God made the world, and therefore God controls the world. All that is good comes from God, as well as all that is evil. All knowledge comes from God. All wisdom comes from God. Whatever happens in this world happens is because God has willed it be so, and although we may not know why God so wills the world, we always know that God does will the world.
Our understanding of why God acts as He does is not required; God will act as He will regardless of what we do or do not understand.
We control only this much: we control what we say and we control what we do. We control the choices we ourselves make and that is all. Job's certainty before his friends of his own innocence before God came from his knowledge of what he had chosen in his life, what he had said and what he had done. Job accepted accountability for what he had said and done in his life, but he was not going to confess to saying or doing anything that he had not actually done, which his three friends kept urging him to do.
Ultimately, Job's righteousness and his three friends sinfulness arose from exactly this. Job could admit the boundaries of his knowledge. Although he knew and acknowledged all that he had said and done in his life, he did not know and could not fathom why God chose to afflict him.
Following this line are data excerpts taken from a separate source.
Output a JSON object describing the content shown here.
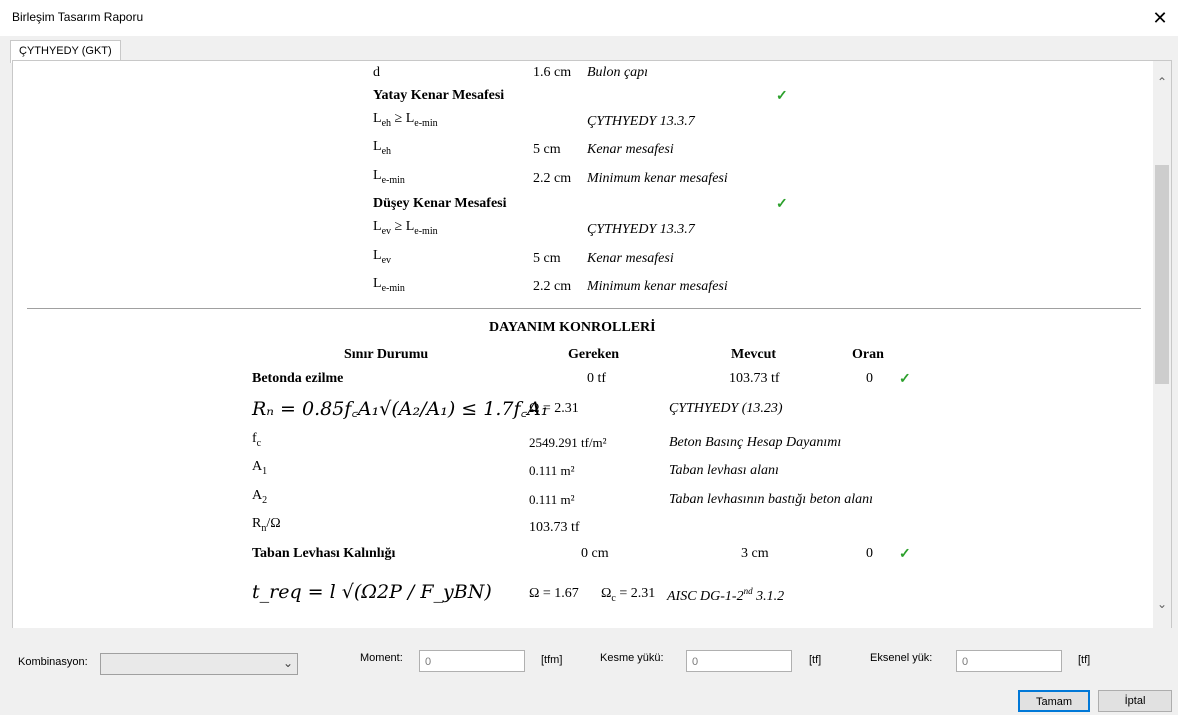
{
  "window": {
    "title": "Birleşim Tasarım Raporu",
    "close_glyph": "✕"
  },
  "tab": {
    "label": "ÇYTHYEDY (GKT)"
  },
  "report": {
    "d_row": {
      "symbol": "d",
      "value": "1.6 cm",
      "desc": "Bulon çapı"
    },
    "yatay": {
      "heading": "Yatay Kenar Mesafesi",
      "check": "✓",
      "cond": {
        "L1": "L",
        "s1": "eh",
        "op": " ≥ ",
        "L2": "L",
        "s2": "e-min",
        "ref": "ÇYTHYEDY 13.3.7"
      },
      "leh": {
        "L": "L",
        "s": "eh",
        "value": "5 cm",
        "desc": "Kenar mesafesi"
      },
      "lemin": {
        "L": "L",
        "s": "e-min",
        "value": "2.2 cm",
        "desc": "Minimum kenar mesafesi"
      }
    },
    "dusey": {
      "heading": "Düşey Kenar Mesafesi",
      "check": "✓",
      "cond": {
        "L1": "L",
        "s1": "ev",
        "op": " ≥ ",
        "L2": "L",
        "s2": "e-min",
        "ref": "ÇYTHYEDY 13.3.7"
      },
      "lev": {
        "L": "L",
        "s": "ev",
        "value": "5 cm",
        "desc": "Kenar mesafesi"
      },
      "lemin": {
        "L": "L",
        "s": "e-min",
        "value": "2.2 cm",
        "desc": "Minimum kenar mesafesi"
      }
    },
    "dayanim": {
      "heading": "DAYANIM KONROLLERİ",
      "cols": {
        "c1": "Sınır Durumu",
        "c2": "Gereken",
        "c3": "Mevcut",
        "c4": "Oran"
      },
      "betonda": {
        "label": "Betonda ezilme",
        "gereken": "0 tf",
        "mevcut": "103.73 tf",
        "oran": "0",
        "check": "✓"
      },
      "rn_formula": {
        "text": "Rₙ = 0.85f꜀A₁√(A₂/A₁) ≤ 1.7f꜀A₁",
        "omega": "Ω = 2.31",
        "ref": "ÇYTHYEDY (13.23)"
      },
      "fc": {
        "sym": "f",
        "sub": "c",
        "value": "2549.291 tf/m²",
        "desc": "Beton Basınç Hesap Dayanımı"
      },
      "a1": {
        "sym": "A",
        "sub": "1",
        "value": "0.111 m²",
        "desc": "Taban levhası alanı"
      },
      "a2": {
        "sym": "A",
        "sub": "2",
        "value": "0.111 m²",
        "desc": "Taban levhasının bastığı beton alanı"
      },
      "rn_omega": {
        "sym": "R",
        "sub": "n",
        "tail": "/Ω",
        "value": "103.73 tf"
      },
      "taban": {
        "label": "Taban Levhası Kalınlığı",
        "gereken": "0 cm",
        "mevcut": "3 cm",
        "oran": "0",
        "check": "✓"
      },
      "treq": {
        "text": "t_req = l √(Ω2P / F_yBN)",
        "omega": "Ω = 1.67",
        "omega_c": "Ω",
        "omega_c_sub": "c",
        "omega_c_val": " = 2.31",
        "ref": "AISC DG-1-2",
        "ref_sup": "nd",
        "ref_tail": " 3.1.2"
      }
    }
  },
  "scroll": {
    "up": "⌃",
    "down": "⌄"
  },
  "bottom": {
    "kombinasyon_label": "Kombinasyon:",
    "moment_label": "Moment:",
    "moment_value": "0",
    "moment_unit": "[tfm]",
    "kesme_label": "Kesme yükü:",
    "kesme_value": "0",
    "kesme_unit": "[tf]",
    "eksenel_label": "Eksenel yük:",
    "eksenel_value": "0",
    "eksenel_unit": "[tf]",
    "ok": "Tamam",
    "cancel": "İptal"
  }
}
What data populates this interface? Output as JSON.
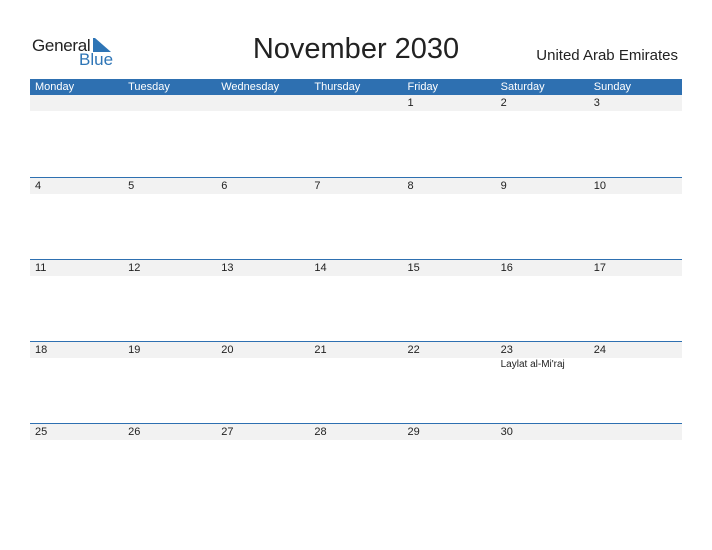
{
  "logo": {
    "general": "General",
    "blue": "Blue"
  },
  "title": "November 2030",
  "country": "United Arab Emirates",
  "weekdays": [
    "Monday",
    "Tuesday",
    "Wednesday",
    "Thursday",
    "Friday",
    "Saturday",
    "Sunday"
  ],
  "weeks": [
    {
      "days": [
        "",
        "",
        "",
        "",
        "1",
        "2",
        "3"
      ],
      "holidays": [
        "",
        "",
        "",
        "",
        "",
        "",
        ""
      ]
    },
    {
      "days": [
        "4",
        "5",
        "6",
        "7",
        "8",
        "9",
        "10"
      ],
      "holidays": [
        "",
        "",
        "",
        "",
        "",
        "",
        ""
      ]
    },
    {
      "days": [
        "11",
        "12",
        "13",
        "14",
        "15",
        "16",
        "17"
      ],
      "holidays": [
        "",
        "",
        "",
        "",
        "",
        "",
        ""
      ]
    },
    {
      "days": [
        "18",
        "19",
        "20",
        "21",
        "22",
        "23",
        "24"
      ],
      "holidays": [
        "",
        "",
        "",
        "",
        "",
        "Laylat al-Mi'raj",
        ""
      ]
    },
    {
      "days": [
        "25",
        "26",
        "27",
        "28",
        "29",
        "30",
        ""
      ],
      "holidays": [
        "",
        "",
        "",
        "",
        "",
        "",
        ""
      ]
    }
  ],
  "colors": {
    "accent": "#2e70b1",
    "row_bg": "#f2f2f2"
  }
}
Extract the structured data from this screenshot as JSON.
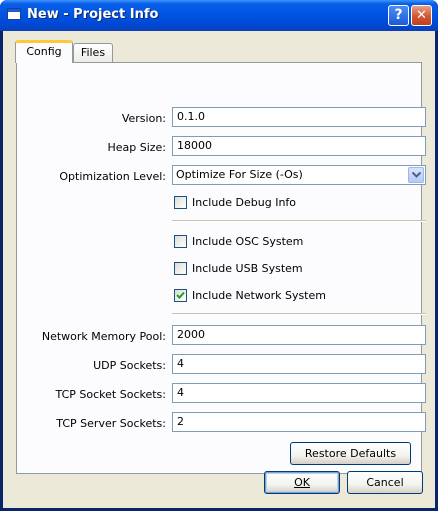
{
  "window": {
    "title": "New - Project Info",
    "help_glyph": "?",
    "close_glyph": "✕"
  },
  "tabs": [
    {
      "label": "Config",
      "active": true
    },
    {
      "label": "Files",
      "active": false
    }
  ],
  "config": {
    "version": {
      "label": "Version:",
      "value": "0.1.0"
    },
    "heap_size": {
      "label": "Heap Size:",
      "value": "18000"
    },
    "optimization": {
      "label": "Optimization Level:",
      "value": "Optimize For Size (-Os)"
    },
    "debug_info": {
      "label": "Include Debug Info",
      "checked": false
    },
    "osc_system": {
      "label": "Include OSC System",
      "checked": false
    },
    "usb_system": {
      "label": "Include USB System",
      "checked": false
    },
    "network_system": {
      "label": "Include Network System",
      "checked": true
    },
    "network_memory_pool": {
      "label": "Network Memory Pool:",
      "value": "2000"
    },
    "udp_sockets": {
      "label": "UDP Sockets:",
      "value": "4"
    },
    "tcp_sockets": {
      "label": "TCP Socket Sockets:",
      "value": "4"
    },
    "tcp_server_sockets": {
      "label": "TCP Server Sockets:",
      "value": "2"
    },
    "restore_defaults_label": "Restore Defaults"
  },
  "footer": {
    "ok_label": "OK",
    "cancel_label": "Cancel"
  },
  "colors": {
    "titlebar": "#0054e3",
    "check_mark": "#21a121",
    "panel_background": "#fcfcfe",
    "dialog_background": "#ece9d8"
  }
}
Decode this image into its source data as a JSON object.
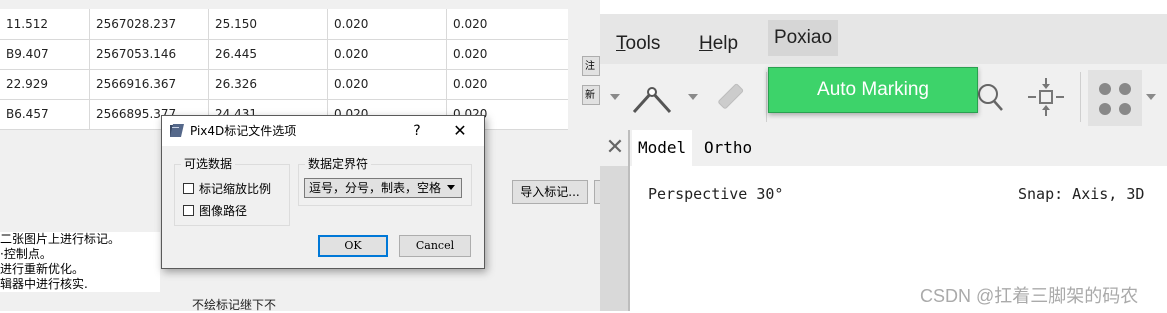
{
  "table": {
    "rows": [
      [
        "11.512",
        "2567028.237",
        "25.150",
        "0.020",
        "0.020"
      ],
      [
        "B9.407",
        "2567053.146",
        "26.445",
        "0.020",
        "0.020"
      ],
      [
        "22.929",
        "2566916.367",
        "26.326",
        "0.020",
        "0.020"
      ],
      [
        "B6.457",
        "2566895.377",
        "24.431",
        "0.020",
        "0.020"
      ]
    ]
  },
  "left_panel": {
    "side_button_1": "注",
    "side_button_2": "新",
    "import_button": "导入标记...",
    "instructions": [
      "二张图片上进行标记。",
      "·控制点。",
      "进行重新优化。",
      "辑器中进行核实."
    ],
    "clipped_note": "不绘标记继下不"
  },
  "dialog": {
    "title": "Pix4D标记文件选项",
    "help": "?",
    "close": "✕",
    "optional_group": "可选数据",
    "checkbox_scale": "标记缩放比例",
    "checkbox_path": "图像路径",
    "delimiter_group": "数据定界符",
    "delimiter_value": "逗号，分号，制表，空格",
    "ok": "OK",
    "cancel": "Cancel"
  },
  "menubar": {
    "tools": "Tools",
    "help": "Help",
    "poxiao": "Poxiao"
  },
  "popup": {
    "label": "Auto Marking"
  },
  "tabs": {
    "close": "✕",
    "model": "Model",
    "ortho": "Ortho"
  },
  "viewport": {
    "perspective": "Perspective 30°",
    "snap": "Snap: Axis, 3D"
  },
  "watermark": "CSDN @扛着三脚架的码农",
  "colors": {
    "accent_green": "#3dd36a",
    "ok_border": "#0078d7"
  }
}
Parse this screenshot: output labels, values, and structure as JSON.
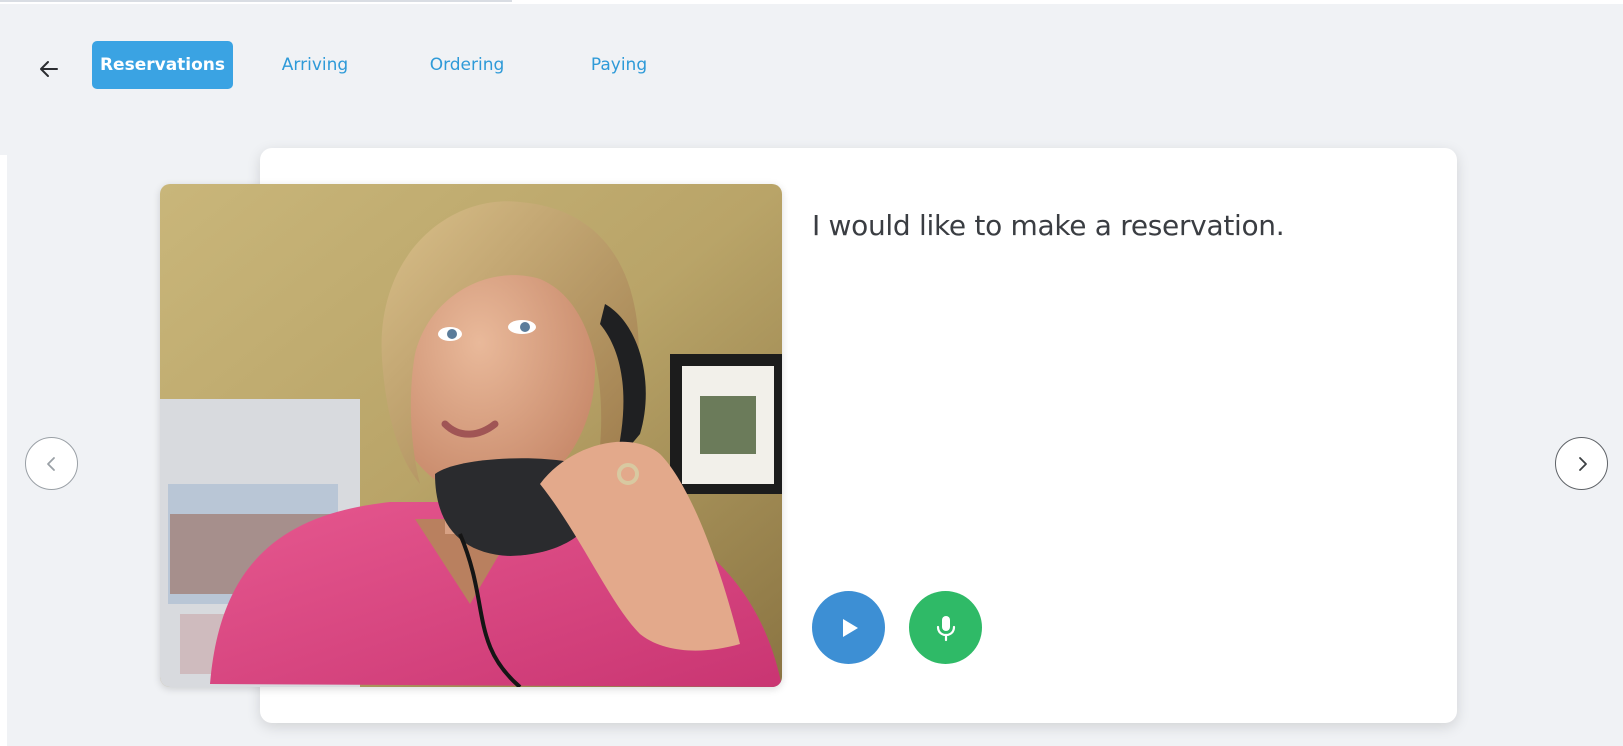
{
  "tabs": [
    {
      "label": "Reservations",
      "active": true
    },
    {
      "label": "Arriving",
      "active": false
    },
    {
      "label": "Ordering",
      "active": false
    },
    {
      "label": "Paying",
      "active": false
    }
  ],
  "card": {
    "phrase": "I would like to make a reservation."
  },
  "icons": {
    "back": "arrow-left-icon",
    "play": "play-icon",
    "mic": "microphone-icon",
    "prev": "chevron-left-icon",
    "next": "chevron-right-icon"
  },
  "colors": {
    "background": "#f0f2f5",
    "tab_active_bg": "#3aa3e3",
    "tab_text": "#2e9ad8",
    "play_button": "#3d8fd4",
    "mic_button": "#2fba67",
    "phrase_text": "#3a3d42"
  }
}
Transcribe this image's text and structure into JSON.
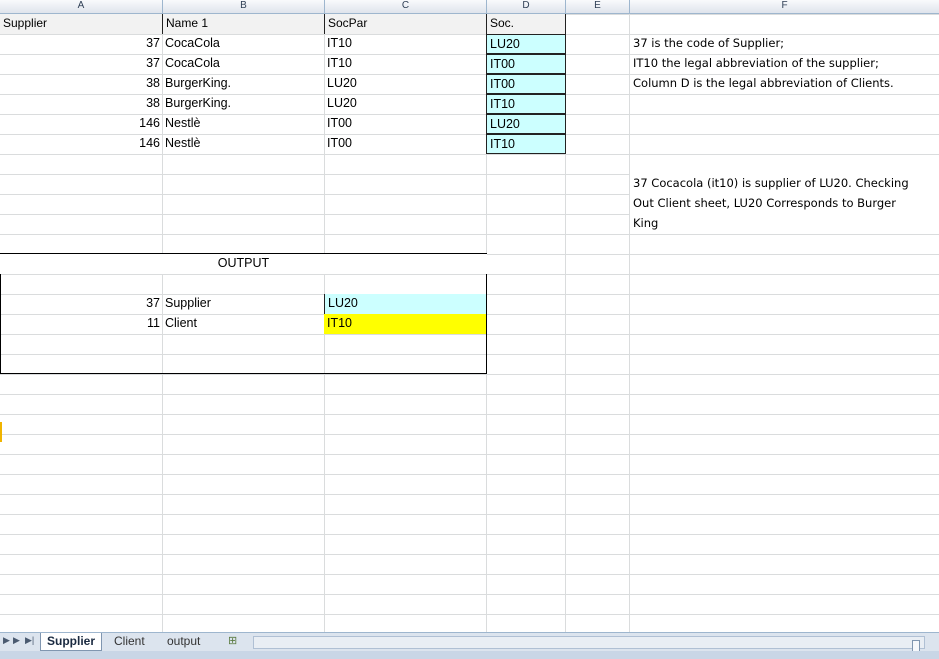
{
  "columns": [
    "A",
    "B",
    "C",
    "D",
    "E",
    "F"
  ],
  "header_row": {
    "a": "Supplier",
    "b": "Name 1",
    "c": "SocPar",
    "d": "Soc."
  },
  "rows": [
    {
      "a": "37",
      "b": "CocaCola",
      "c": "IT10",
      "d": "LU20"
    },
    {
      "a": "37",
      "b": "CocaCola",
      "c": "IT10",
      "d": "IT00"
    },
    {
      "a": "38",
      "b": "BurgerKing.",
      "c": "LU20",
      "d": "IT00"
    },
    {
      "a": "38",
      "b": "BurgerKing.",
      "c": "LU20",
      "d": "IT10"
    },
    {
      "a": "146",
      "b": "Nestlè",
      "c": "IT00",
      "d": "LU20"
    },
    {
      "a": "146",
      "b": "Nestlè",
      "c": "IT00",
      "d": "IT10"
    }
  ],
  "notes": [
    "37 is the code of Supplier;",
    "IT10 the legal abbreviation of the supplier;",
    "Column D is the legal abbreviation of Clients."
  ],
  "example_lines": [
    "37 Cocacola (it10) is supplier of LU20. Checking",
    "Out Client sheet, LU20 Corresponds to Burger",
    "King"
  ],
  "output": {
    "title": "OUTPUT",
    "supplier_num": "37",
    "supplier_label": "Supplier",
    "supplier_value": "LU20",
    "client_num": "11",
    "client_label": "Client",
    "client_value": "IT10"
  },
  "sheet_tabs": [
    "Supplier",
    "Client",
    "output"
  ],
  "active_tab": "Supplier",
  "colors": {
    "cyan_fill": "#ccffff",
    "yellow_fill": "#ffff00",
    "grid_line": "#dadcdd"
  }
}
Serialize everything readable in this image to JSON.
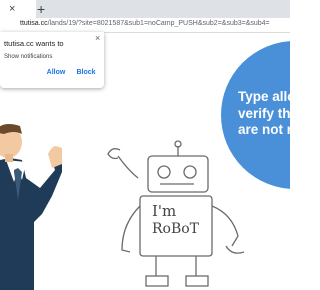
{
  "browser": {
    "tab_title": "",
    "new_tab": "+",
    "close_glyph": "×",
    "url_host": "ttutisa.cc",
    "url_path": "/lands/19/?site=8021587&sub1=noCamp_PUSH&sub2=&sub3=&sub4="
  },
  "permission_popup": {
    "title": "ttutisa.cc wants to",
    "body": "Show notifications",
    "allow_label": "Allow",
    "block_label": "Block",
    "close_glyph": "×"
  },
  "main": {
    "bubble_text": "Type allo\nverify th\nare not r",
    "robot_sign_line1": "I'm",
    "robot_sign_line2": "RoBoT"
  },
  "colors": {
    "accent": "#1a73e8",
    "bubble": "#4a90d9"
  }
}
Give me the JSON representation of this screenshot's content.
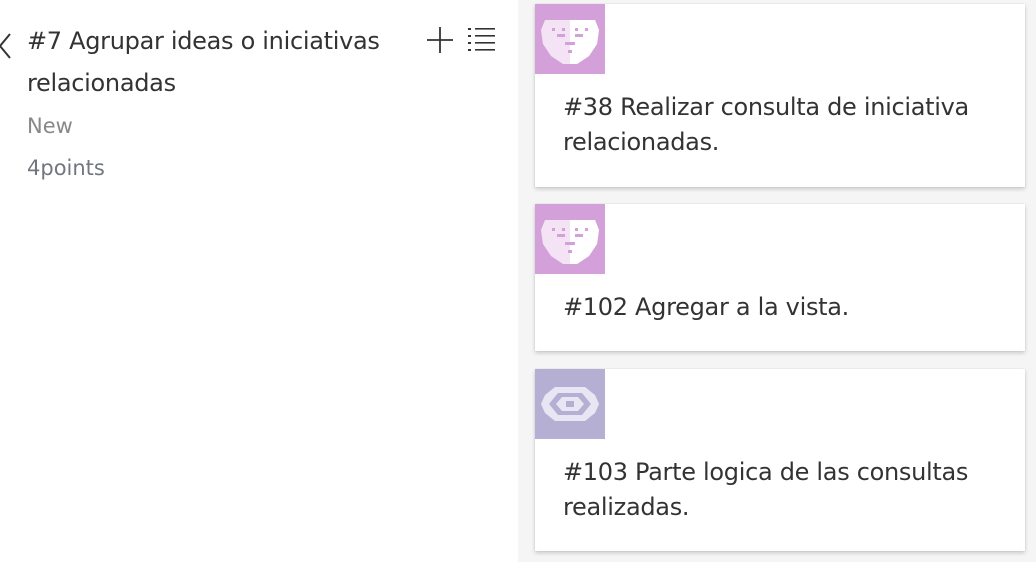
{
  "story": {
    "title": "#7 Agrupar ideas o iniciativas relacionadas",
    "state": "New",
    "points": "4points",
    "actions": {
      "collapse_icon": "chevron-left-icon",
      "add_icon": "plus-icon",
      "list_icon": "list-icon"
    }
  },
  "tasks": [
    {
      "title": "#38 Realizar consulta de iniciativa relacionadas.",
      "avatar_icon": "face-avatar-icon",
      "avatar_color": "#d4a0d9"
    },
    {
      "title": "#102 Agregar a la vista.",
      "avatar_icon": "face-avatar-icon",
      "avatar_color": "#d4a0d9"
    },
    {
      "title": "#103 Parte logica de las consultas realizadas.",
      "avatar_icon": "ring-avatar-icon",
      "avatar_color": "#b5b0d3"
    }
  ],
  "colors": {
    "text": "#333333",
    "muted": "#888888",
    "panel_bg": "#f5f5f5"
  }
}
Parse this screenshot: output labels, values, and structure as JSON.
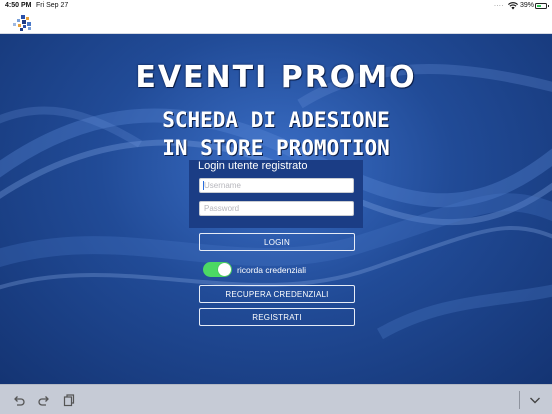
{
  "status_bar": {
    "time": "4:50 PM",
    "date": "Fri Sep 27",
    "dots": "....",
    "battery_percent": "39%",
    "battery_level": 0.39
  },
  "hero": {
    "title": "EVENTI  PROMO",
    "subtitle_line1": "SCHEDA DI ADESIONE",
    "subtitle_line2": "IN STORE PROMOTION"
  },
  "login": {
    "heading": "Login utente registrato",
    "username_placeholder": "Username",
    "password_placeholder": "Password",
    "username_value": "",
    "password_value": "",
    "login_label": "LOGIN",
    "remember_label": "ricorda credenziali",
    "remember_on": true,
    "recover_label": "RECUPERA CREDENZIALI",
    "register_label": "REGISTRATI"
  },
  "toolbar": {
    "icons": [
      "undo-icon",
      "redo-icon",
      "paste-icon",
      "chevron-down-icon"
    ]
  },
  "colors": {
    "accent_green": "#4cd964",
    "background_blue": "#214b97",
    "toolbar_gray": "#c6cbd6"
  }
}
His friends, however, were so certain in their apprehension of God, so convinced that they knew the totality of God's mind, that they convinced themselves that Job must have some unrepented sin somewhere, for there could be (in their minds) no other reason why God would afflict anyone so.
In their presumptuousness and arrogance, Job's friends sought to impose a limitation upon God, that He could only act in accordance with their understanding. Yet it was Job who understood that the limitation is not upon God, but upon our understanding, both of Him and the world He created.
The world will unfold as it will, with or without our understanding, with or without our control. God knows the "why" and the "how" of the world's unfolding. We do not. We will not.